We went to
celebrate New Year’s Eve at Burke’s house last evening, at least for a little
bit. He and his wife have five grown children, and four were in attendance with
various significant others, as well as several friends and their families. It
was a far cry from the quiet evenings Ian and I have been spending here in
Hogan House (we’re trying to train ourselves to use the actual name of our
guest house), but it was a beautiful home (naturally, as it was built by
Burke), and the greatroom was perfectly designed to host large numbers of
people. New Year’s Eve dinner is traditionally make-your-own pizzas, with
crusts and sauce and various other toppings supplied. We brought some pineapple
and Point Reyes blue cheese and salami, and our pizzas were delicious.
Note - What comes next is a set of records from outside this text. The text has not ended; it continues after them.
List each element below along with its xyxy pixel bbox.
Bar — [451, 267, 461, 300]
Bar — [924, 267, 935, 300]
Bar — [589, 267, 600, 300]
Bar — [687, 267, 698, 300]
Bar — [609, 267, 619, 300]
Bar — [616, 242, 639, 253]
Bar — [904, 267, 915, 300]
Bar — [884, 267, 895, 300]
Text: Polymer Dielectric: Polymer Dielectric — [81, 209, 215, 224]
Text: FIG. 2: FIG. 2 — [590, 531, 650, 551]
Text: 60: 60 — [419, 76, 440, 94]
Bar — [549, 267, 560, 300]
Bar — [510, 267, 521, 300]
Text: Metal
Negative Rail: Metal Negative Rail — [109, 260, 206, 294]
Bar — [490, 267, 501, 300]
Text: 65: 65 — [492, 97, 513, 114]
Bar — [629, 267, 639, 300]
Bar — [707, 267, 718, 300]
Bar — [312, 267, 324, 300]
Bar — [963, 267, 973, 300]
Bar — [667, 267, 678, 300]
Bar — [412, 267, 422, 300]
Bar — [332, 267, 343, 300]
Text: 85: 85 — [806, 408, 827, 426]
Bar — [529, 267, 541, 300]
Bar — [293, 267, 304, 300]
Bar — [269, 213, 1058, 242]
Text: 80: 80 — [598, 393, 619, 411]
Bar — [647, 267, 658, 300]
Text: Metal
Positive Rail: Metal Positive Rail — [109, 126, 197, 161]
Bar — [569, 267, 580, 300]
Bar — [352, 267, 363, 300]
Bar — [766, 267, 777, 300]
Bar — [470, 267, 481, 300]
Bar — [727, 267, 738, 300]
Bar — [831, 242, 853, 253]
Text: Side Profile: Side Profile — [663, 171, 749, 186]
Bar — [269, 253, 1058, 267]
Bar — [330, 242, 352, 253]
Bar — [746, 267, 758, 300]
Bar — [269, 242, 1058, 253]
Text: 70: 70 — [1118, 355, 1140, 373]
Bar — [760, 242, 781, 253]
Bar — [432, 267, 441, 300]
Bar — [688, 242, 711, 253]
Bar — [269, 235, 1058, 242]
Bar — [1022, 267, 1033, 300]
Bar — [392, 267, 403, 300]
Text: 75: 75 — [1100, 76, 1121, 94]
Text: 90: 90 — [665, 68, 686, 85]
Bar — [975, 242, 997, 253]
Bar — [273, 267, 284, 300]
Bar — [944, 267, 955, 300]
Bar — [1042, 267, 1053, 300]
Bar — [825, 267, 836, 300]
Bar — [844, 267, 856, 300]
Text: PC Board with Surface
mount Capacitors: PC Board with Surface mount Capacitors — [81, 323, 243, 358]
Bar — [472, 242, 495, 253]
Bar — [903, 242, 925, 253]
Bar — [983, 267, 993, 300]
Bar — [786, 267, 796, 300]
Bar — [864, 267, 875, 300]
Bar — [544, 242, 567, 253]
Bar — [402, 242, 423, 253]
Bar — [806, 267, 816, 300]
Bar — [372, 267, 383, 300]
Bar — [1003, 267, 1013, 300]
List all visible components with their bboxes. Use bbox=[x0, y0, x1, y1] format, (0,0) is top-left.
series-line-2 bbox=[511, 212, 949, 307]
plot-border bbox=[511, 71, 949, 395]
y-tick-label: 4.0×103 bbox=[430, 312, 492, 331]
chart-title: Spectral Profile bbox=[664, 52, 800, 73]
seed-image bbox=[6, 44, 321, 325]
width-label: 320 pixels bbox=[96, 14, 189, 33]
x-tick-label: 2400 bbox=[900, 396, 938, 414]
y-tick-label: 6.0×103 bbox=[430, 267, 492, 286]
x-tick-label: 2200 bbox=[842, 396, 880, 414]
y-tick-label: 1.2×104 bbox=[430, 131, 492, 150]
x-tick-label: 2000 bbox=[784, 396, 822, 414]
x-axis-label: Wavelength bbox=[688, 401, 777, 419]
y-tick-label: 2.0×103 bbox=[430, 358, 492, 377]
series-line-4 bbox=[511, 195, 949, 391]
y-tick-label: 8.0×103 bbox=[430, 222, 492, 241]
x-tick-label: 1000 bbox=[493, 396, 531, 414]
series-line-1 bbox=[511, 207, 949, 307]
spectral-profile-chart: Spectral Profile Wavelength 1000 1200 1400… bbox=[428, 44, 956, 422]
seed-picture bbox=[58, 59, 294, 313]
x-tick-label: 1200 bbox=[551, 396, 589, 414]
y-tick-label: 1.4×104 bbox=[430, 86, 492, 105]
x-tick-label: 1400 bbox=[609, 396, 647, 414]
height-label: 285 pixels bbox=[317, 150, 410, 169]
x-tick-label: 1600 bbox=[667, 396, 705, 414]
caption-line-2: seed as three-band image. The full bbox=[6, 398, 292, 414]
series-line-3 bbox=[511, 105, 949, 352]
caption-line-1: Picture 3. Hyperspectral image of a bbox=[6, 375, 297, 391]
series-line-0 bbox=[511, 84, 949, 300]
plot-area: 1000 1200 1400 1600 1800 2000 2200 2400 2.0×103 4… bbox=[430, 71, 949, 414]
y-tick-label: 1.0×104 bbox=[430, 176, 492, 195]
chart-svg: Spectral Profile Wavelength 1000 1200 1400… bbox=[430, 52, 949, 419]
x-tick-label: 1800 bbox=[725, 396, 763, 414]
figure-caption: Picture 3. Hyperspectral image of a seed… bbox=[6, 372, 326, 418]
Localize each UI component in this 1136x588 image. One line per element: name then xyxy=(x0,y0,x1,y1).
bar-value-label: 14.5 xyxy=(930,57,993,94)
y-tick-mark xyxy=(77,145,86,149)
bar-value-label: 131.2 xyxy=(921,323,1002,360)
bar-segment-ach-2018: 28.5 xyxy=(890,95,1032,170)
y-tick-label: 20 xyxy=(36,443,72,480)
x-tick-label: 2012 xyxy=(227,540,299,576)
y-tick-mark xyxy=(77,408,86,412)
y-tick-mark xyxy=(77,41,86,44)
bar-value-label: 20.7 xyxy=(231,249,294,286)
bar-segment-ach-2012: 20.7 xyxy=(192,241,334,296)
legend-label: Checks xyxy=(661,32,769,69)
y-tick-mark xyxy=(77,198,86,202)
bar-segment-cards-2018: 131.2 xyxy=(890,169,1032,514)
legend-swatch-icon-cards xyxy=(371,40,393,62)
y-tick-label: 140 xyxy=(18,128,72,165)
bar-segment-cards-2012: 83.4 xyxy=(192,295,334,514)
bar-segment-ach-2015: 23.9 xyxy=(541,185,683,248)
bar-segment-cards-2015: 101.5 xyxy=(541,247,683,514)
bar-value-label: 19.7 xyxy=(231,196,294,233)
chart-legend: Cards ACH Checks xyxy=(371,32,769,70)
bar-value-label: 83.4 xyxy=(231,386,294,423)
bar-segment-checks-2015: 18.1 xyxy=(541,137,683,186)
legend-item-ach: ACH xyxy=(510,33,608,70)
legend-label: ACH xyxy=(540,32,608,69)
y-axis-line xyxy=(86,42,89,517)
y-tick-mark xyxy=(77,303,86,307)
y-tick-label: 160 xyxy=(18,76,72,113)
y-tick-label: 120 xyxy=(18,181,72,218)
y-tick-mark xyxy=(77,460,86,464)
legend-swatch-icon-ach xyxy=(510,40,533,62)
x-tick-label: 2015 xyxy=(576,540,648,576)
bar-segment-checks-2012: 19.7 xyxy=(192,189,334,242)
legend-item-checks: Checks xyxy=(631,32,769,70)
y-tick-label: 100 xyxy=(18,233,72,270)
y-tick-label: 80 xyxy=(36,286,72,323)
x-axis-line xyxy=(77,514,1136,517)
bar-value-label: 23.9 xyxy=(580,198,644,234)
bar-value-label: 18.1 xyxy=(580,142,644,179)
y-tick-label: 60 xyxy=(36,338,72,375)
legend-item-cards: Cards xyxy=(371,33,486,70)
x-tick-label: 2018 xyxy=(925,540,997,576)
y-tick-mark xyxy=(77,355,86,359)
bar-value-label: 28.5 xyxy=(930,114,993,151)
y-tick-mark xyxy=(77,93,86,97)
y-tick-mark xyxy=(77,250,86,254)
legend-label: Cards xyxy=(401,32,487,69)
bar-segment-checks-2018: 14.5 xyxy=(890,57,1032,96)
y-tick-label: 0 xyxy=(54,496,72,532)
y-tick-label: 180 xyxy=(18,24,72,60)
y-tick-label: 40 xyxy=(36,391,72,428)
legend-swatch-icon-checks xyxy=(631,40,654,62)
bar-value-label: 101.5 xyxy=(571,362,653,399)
We
weren’t entirely in the dark about who the other party attendees were, because
there were at least four men there whom we’ve met working on our house
(including the one who installed our first Orcas Christmas tree).
One of the
builders, introduced to us last summer as a finish carpenter who was slumming
it as a framer (albeit a framer using a laser level to make sure our stud walls
are square), came by with a young girl, to chat with Ian and me where we were
sitting enjoying our pizzas. I had noticed her just before, and idly supposed
she looked related to Robert, and then there they were. “Calin,” said Robert,
“when Burke and I were in high school together there was a girl named Calin.
And this is Cailin,” he said, indicating his daughter. “Calin, Cailin.”
“Do you
spell your name C A L I N?” I asked. No, C A I L I N.
“Do you get
called ‘Caitlin’ a lot?” asked Ian. Yes, of course, she does. We laughed about
some of the things I get called, and how it’s easy to know that junk mail isn’t
for me when it’s addressed to Calvin or Colin, but behind the scenes, my brain
was doing a rapid-fire calculation. If Burke and Robert were in high school
together, and Burke is a little younger than my parents, and Calin is a pretty
darn uncommon name . . . “What was her last name?” I asked Robert.
“Marr,”
said Robert.
I burst out
laughing—the delighted, incredulous laughter that I’ve come to associate with
the serendipity of this island for me.
“I was named for her,” I said. “She was my mother’s student when my mom
was pregnant with me.”
“But she
wasn’t from Bellevue,” said Robert. “She moved from Renton.”
“Yes,
exactly,” I replied, “my mother taught her in Renton.”
The story
I’ve heard my whole life is that my mother had wanted to name me Angela, but my
father was not going to truck with any angel
for my name. “Let’s name her Calin,” he said. “I like that name!”
“But I
don’t like that girl!” was Mom’s reply.
So there
you go. Yet another absurdly awesome—and kind of stunning—coincidence; yet another tie with Orcas and our blossoming
lives here—this one connecting me back to when I was just a gleam in my
father’s eye (and a great, distended burden in my mother’s belly).
I feel like
I caught a glimpse, this New Year’s Eve, of a network of forces at play above
and beyond our ken. A pinprick image, if you will, of the Interconnectedness of
All Things; or at least All Things Calin.